Ontem pintei o mar de cor- de- laranja. Ontem deixei-me pintar de cores que anteontem não poderia conceber. Ontem deixei que os mal-conhecidos me pintassem, me escrevessem, me grafitassem. Ontem fui outra dentro de mim própria… ou fui eu própria quem, dentro de mim, se pintou noutra?
Ontem os carros transformaram-se em gigantescas caravelas de pau-rosa, navegando, serenamente em direcção à ilha de Samoa. A da guerra. A do grito de batalha. Ontem, porém, só habitada por tartarugas milenares e esplendidas gaivotas de jade.

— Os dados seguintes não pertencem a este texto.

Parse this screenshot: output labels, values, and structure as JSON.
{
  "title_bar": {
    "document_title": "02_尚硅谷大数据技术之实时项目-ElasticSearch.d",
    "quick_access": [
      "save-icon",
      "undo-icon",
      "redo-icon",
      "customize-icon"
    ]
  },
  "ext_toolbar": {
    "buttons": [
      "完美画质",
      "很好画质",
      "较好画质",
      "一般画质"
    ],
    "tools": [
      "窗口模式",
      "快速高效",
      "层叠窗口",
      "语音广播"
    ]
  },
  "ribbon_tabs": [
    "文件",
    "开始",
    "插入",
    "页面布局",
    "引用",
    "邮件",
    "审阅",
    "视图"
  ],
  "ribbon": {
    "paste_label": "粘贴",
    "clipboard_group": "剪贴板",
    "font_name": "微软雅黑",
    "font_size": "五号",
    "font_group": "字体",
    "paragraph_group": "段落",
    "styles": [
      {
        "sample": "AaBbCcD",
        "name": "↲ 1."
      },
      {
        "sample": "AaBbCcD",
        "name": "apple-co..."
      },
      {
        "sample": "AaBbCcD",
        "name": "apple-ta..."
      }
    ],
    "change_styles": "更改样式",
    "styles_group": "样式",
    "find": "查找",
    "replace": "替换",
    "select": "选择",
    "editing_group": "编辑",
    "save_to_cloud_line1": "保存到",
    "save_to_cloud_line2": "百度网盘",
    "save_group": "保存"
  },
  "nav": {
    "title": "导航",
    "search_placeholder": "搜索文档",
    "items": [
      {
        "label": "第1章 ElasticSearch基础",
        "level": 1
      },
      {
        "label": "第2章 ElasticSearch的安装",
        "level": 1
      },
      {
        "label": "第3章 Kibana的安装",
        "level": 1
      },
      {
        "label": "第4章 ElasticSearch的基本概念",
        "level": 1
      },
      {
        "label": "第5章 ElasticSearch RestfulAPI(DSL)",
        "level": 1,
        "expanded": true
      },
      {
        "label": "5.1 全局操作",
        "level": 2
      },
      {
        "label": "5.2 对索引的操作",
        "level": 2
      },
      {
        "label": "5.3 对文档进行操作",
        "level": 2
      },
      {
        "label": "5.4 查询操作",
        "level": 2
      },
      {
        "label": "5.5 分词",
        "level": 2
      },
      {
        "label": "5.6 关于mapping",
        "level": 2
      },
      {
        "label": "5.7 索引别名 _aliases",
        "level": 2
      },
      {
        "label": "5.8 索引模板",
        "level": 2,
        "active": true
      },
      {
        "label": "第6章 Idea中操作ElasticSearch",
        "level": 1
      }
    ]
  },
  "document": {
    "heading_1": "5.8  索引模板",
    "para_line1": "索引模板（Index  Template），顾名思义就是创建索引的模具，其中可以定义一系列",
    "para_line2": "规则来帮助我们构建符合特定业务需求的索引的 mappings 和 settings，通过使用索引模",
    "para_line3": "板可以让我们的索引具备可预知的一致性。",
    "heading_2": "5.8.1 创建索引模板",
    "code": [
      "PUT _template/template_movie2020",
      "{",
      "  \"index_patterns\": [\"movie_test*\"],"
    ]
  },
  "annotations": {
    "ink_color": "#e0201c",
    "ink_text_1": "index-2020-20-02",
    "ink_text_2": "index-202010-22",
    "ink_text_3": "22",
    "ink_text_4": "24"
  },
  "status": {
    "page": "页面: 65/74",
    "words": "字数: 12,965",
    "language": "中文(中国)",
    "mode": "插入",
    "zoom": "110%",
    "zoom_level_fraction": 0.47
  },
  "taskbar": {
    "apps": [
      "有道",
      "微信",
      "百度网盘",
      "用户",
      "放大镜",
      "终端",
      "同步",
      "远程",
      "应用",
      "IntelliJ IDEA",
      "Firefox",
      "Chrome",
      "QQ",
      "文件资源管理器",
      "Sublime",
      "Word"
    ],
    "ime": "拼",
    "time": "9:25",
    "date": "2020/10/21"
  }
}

Ontem os homens foram brinquedos frágeis. Deuses de filigrana e pés de barro, pequenas libélulas de asas delicadas, perecíveis.
Ontem desenganei-me, chorei e depois ri. Ontem ri e chorei antes de me desenganar. Ontem fui trágica. Ontem fui mágica. Ontem fiz malabarismos com granadas ofensivas e Haraquíri sem punhal. Ontem chorei sem lágrimas, cantei sem voz, gritei em silêncio.
Ontem foi ontem. Hoje, amanhã e depois será, também, ontem.